My grandfather never finished the ninth grade. His family pulled him out of school to work the family farm during the Great Depression. He never went back. He wound up at Rath Packing Company in Waterloo, Iowa, from before World War II to 1964.
By the time my grandfather walked onto the factory floor, Rath was an empire.
The company opened in 1891—paying workers fifteen cents an hour—and fifty years later, it was the nation’s single largest meatpacking facility. By some reports, it was the largest multistory, single-unit meatpacking plant in the world. At its height, it employed 8,500 people, was famous from coast to coast for Black Hawk Bacon and Tend’r Ham, and turned Waterloo into “Factory City.” It supplied the armed forces in WWII, pioneered sliced bacon, and advertised in Life, McCalls, and Reader’s Digest.
The company opened in 1891—paying workers fifteen cents an hour—and fifty years later, it was the nation’s single largest meatpacking facility. By some reports, it was the largest multistory, single-unit meatpacking plant in the world.
So many of Iowa’s cities grew with their meatpacking plants, even before the Civil War. Keokuk, Burlington, Davenport, Dubuque, Cedar Rapids, Sioux City—even the tiny island town of Sabula, floating on the Mississippi. But perhaps Waterloo had the most to lose, and that’s why its workers spent years trying to save it.
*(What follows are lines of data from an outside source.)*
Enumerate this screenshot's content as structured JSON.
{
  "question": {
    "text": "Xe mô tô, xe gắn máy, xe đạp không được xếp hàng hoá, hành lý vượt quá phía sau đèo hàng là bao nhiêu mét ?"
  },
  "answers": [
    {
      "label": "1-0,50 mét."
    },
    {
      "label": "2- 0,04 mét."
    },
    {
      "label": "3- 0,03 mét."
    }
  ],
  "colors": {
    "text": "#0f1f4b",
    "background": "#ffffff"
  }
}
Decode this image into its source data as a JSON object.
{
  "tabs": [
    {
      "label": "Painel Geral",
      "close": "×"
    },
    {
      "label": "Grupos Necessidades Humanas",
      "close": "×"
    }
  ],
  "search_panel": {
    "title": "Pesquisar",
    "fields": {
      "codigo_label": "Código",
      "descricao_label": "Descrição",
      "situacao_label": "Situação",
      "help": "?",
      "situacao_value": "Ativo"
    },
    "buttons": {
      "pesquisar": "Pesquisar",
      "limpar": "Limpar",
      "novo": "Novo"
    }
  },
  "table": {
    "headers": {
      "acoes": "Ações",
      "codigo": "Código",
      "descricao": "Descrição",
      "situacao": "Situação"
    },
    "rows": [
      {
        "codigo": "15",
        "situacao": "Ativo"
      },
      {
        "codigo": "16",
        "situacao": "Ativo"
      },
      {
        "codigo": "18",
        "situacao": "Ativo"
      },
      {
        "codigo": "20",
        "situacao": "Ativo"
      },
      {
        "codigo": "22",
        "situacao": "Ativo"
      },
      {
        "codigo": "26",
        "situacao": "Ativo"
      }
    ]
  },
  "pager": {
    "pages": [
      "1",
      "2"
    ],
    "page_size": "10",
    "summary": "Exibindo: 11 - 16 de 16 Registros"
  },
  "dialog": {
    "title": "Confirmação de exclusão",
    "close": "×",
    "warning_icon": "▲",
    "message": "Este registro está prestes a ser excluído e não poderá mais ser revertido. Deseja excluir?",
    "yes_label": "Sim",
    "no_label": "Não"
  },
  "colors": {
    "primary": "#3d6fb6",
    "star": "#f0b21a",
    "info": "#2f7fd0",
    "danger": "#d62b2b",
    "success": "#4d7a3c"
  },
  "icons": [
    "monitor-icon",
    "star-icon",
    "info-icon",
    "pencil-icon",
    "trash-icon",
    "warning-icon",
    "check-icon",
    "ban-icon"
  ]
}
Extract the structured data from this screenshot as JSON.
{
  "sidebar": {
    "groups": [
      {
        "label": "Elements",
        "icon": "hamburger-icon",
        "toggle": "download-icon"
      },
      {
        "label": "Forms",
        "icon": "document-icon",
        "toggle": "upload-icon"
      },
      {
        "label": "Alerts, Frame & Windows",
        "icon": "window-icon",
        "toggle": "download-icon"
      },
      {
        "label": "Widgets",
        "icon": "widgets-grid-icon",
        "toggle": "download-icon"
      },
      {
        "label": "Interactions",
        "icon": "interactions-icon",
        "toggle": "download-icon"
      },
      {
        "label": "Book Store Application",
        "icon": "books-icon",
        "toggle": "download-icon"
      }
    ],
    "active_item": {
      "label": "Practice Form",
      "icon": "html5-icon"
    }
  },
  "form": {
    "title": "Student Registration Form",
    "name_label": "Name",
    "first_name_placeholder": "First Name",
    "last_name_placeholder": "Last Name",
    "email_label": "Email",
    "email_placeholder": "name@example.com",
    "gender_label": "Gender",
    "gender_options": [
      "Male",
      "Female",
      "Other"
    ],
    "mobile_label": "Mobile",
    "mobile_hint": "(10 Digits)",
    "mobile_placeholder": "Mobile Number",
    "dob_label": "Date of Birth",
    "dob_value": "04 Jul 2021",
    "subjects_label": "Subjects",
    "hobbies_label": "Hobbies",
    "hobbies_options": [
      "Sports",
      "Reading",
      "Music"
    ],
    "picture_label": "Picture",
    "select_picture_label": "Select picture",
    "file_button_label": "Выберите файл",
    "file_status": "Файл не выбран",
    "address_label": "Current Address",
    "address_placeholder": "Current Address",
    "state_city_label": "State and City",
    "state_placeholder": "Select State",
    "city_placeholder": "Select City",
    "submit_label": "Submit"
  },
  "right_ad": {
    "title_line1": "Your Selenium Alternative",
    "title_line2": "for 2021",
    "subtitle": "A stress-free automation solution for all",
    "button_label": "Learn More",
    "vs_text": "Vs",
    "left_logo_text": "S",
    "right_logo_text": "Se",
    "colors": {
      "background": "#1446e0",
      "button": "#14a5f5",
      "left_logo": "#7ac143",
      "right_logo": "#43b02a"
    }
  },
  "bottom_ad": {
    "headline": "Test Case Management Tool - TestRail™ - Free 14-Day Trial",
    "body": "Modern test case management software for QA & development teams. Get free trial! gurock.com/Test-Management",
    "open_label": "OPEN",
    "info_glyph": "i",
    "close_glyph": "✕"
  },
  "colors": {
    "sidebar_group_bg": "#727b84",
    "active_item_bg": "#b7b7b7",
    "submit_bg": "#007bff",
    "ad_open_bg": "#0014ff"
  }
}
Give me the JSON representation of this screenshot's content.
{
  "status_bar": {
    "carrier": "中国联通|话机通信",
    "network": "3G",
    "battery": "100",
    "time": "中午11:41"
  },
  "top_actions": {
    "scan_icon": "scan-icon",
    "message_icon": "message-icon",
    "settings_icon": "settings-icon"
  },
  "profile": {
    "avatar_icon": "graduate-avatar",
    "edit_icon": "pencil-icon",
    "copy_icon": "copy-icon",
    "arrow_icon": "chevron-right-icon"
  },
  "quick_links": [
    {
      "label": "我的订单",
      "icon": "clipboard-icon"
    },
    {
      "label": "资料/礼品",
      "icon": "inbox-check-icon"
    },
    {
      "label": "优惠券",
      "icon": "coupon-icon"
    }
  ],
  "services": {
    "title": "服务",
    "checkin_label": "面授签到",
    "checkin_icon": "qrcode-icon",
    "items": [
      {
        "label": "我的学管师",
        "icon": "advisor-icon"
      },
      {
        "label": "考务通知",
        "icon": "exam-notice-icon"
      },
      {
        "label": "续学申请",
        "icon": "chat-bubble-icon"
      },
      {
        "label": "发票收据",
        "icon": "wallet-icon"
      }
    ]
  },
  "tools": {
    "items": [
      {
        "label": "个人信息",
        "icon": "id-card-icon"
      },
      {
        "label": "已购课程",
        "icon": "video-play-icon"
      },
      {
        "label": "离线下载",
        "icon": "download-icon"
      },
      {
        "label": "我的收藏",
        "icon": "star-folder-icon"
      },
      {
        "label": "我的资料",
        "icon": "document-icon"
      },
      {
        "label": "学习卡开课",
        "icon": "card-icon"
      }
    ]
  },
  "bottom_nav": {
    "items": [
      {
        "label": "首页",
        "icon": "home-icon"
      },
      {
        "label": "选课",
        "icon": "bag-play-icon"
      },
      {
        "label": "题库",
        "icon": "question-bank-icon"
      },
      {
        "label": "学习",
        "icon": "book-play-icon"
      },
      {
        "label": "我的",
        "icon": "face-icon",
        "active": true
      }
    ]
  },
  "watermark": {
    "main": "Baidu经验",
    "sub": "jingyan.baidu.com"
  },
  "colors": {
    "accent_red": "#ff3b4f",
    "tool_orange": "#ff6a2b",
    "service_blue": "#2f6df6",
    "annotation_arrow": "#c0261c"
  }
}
The company roared through the ’40s and ’50s despite union strikes and riots. By the ’60s, it was struggling. Pork was falling out of fashion and labor-management relations were dire. To make matters worse, multi-story complexes like Rath—the abattoir on the top floor, cooking and smoking somewhere in the middle, packaging and distribution from the ground level—had proven to waste time. Single-story packing houses were on the ascent.
Thousands of jobs were cut, including my grandfather’s. Despite that, Rath remained a local icon. A union lifeline. An identity. When employees learned in 1979 that Rath was going bankrupt, they bought a controlling interest. They surrendered wages and raises. Some knowingly refused other jobs as the boat was sinking. The company continued to bleed millions of dollars and cut positions each year. Employees raised money for the company with $100 buttons that read “We’re Fighting Back.”
In 1985, the year my grandfather died, the doors closed for good. Locals vented their anger at the city, which claimed the facilities to cover unpaid taxes. When the city’s liquidation sale funded a greyhound-racing site, they slapped on bumper stickers that read “Rath Went to the Dogs.” A few, well into middle age and without other job prospects, killed themselves. Underneath their anger and despair, former employees held out hope that something would return.
It hasn’t. Not yet. The administration building—state-of-the-art when it was built, with an elevator and acoustic ceilings—has been empty now for thirty-five years. The last remnants of a bloody empire loom over Sycamore Street, boarded-up windows and crumbling brick contrasting carved stone. Though the construction only deteriorates with each year, that hope remains, even in my generation. We look at that dilapidated, turn-of-the-century behemoth and wonder, “What if?”